Detrás de los lógicos desmentidos destinados a despejar el escenario, la realidad es que el Gobierno está dispuesto a negociar con ETA, si es que no está negociando ya. Hay puentes tendidos y vías abiertas, intermediarios lanzando mensajes -al propio ZP le faltó dar su número de teléfono en la entrevista citada- y gente preparando la estrategia. Y algo más: el presidente podría hallarse decidido a pagar un precio político por la paz. Su argumento de fondo es que no se ha hecho otra cosa desde hace veinticinco años, ofreciendo al nacionalismo cada vez más concesiones sin obtener ninguna contrapartida.

Ocurre que él ha abierto de nuevo el melón cuando más asfixiada está la banda, y cuando el plan Ibarretxe sitúa al Estado ante un reto inadmisible para su propia cohesión como tal. Ocurre que el principal objetivo de ETA es volver a dar oxígeno a Batasuna en las próximas elecciones vascas, y que hay sectores del socialismo vasco -los mismos que ya han tendido puentes- que se ilusionan con el espejismo táctico de que los votos de la coalición proetarra pueden quitar la mayoría al PNV. Ocurre que, si al final del túnel el Gobierno ha de volver, como hasta ahora, con las manos vacías y el regusto amargo del fracaso, gran parte de lo logrado hasta ahora se habrá ido por el sumidero de las oportunidades perdidas.

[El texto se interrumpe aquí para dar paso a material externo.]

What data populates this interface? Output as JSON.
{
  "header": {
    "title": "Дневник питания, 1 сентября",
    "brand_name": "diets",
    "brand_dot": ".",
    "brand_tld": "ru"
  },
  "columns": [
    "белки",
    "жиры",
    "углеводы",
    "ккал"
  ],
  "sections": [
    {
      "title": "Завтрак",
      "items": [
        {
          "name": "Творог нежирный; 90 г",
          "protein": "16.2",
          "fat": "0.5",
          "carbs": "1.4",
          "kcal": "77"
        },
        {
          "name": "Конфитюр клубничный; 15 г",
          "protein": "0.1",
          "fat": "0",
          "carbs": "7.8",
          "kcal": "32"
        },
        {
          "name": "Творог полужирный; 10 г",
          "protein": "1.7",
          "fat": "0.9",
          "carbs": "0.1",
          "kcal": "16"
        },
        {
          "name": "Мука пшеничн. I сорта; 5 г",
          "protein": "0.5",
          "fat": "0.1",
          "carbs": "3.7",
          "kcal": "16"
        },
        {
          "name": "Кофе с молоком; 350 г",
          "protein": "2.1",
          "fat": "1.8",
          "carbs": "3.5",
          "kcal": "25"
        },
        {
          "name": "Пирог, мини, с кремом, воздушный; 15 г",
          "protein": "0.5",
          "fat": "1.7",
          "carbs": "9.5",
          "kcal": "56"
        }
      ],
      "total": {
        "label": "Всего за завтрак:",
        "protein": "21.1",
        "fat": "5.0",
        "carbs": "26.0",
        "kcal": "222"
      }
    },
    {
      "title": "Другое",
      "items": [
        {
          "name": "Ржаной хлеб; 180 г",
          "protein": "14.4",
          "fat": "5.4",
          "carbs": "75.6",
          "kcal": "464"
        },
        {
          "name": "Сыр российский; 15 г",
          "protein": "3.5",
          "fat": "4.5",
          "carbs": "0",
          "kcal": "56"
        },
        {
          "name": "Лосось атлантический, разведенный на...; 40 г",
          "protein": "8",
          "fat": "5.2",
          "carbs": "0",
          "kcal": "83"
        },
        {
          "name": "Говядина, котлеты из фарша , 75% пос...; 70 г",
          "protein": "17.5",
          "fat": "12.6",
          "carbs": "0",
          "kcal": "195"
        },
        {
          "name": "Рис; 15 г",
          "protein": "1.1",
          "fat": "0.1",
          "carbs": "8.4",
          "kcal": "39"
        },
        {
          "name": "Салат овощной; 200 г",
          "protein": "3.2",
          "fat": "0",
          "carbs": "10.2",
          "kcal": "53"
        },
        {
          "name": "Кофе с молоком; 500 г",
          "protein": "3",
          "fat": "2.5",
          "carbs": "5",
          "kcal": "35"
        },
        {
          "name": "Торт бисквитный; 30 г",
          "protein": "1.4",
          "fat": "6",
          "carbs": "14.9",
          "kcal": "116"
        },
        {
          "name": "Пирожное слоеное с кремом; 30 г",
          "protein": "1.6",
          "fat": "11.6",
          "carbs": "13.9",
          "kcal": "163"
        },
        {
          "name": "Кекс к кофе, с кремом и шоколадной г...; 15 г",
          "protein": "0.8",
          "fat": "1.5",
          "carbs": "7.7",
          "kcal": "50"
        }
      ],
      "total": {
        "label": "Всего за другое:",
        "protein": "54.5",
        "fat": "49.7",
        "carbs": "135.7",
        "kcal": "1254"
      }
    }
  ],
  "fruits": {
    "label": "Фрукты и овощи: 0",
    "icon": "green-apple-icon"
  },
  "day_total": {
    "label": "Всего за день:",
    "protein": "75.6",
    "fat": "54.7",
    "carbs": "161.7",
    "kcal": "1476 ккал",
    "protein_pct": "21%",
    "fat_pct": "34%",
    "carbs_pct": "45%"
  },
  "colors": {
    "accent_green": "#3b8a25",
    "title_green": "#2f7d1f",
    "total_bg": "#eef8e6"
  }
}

Cuando ETA decretó la tregua del 98 e invitó al diálogo, Aznar leyó solemnemente desde Lima un decálogo de condiciones para negociar. Ése no es, desde luego, el estilo de ZP, pero los ciudadanos agradeceríamos que al menos se fijase un compromiso público de lo que no es negociable, además de la anunciada entrega verificable de armas y explosivos, punto esencial de cualquier base negociadora. Nadie puede negarle a este Gobierno, como no se les negó a los anteriores, el derecho y hasta el deber de intentar encontrar una salida, aunque en el mejor de los casos hará falta mucha generosidad para olvidar el dolor sufrido y ofrecer reparaciones morales a las víctimas. Pero nos tienen que explicar qué es lo que, llegado el caso, se va a poner sobre la mesa. La esperanza también consiste en creer que la paz no tiene un precio tasado.

Acaso los españoles nos hayamos de ver pronto en la tesitura de emitir un juicio moral y político sobre este asunto. ¿Aceptaríamos el final de la violencia a cambio de un marco político para el independentismo? El irredento optimista que es Zapatero parece suponer que sí, que el país puede soportar una cuota de independentistas en el País Vasco y Cataluña si los pistoleros de la capucha desaparecen de la escena. Mas incluso si así fuera, si prevaleciese en la sensibilidad colectiva el pragmatismo sobre los principios, el problema está en cómo evitar que los terroristas no conviertan la buena disposición del Estado en una prueba de debilidad desde la que alcanzar nuevo impulso, y en cómo impedir que los recolectores de las siniestras nueces del miedo aprovechen la circunstancia para darle una vuelta de tuerca a su proyecto de hegemonía étnica.

En 1938, el premier Chamberlain -paladín de la política de apaciguamiento- fue aclamado como gran pacificador en las calles de Londres, tras negociar con Hitler un acuerdo que dejó al mundo al borde de la inmediata catástrofe. Sólo Churchill tuvo la clarividencia de denunciar a contracorriente que se trataba de un engaño. Y es que para engañar a alguien hacen falta dos cosas: voluntad de engañarlo y predisposición a dejarse engañar. Si Zapatero, que es buen lector de Historia, decide ir a la cueva del lobo, debe tener presente, muy presente, que va sin que nadie se lo pida y que los lobos no dejan nunca de ser lobos.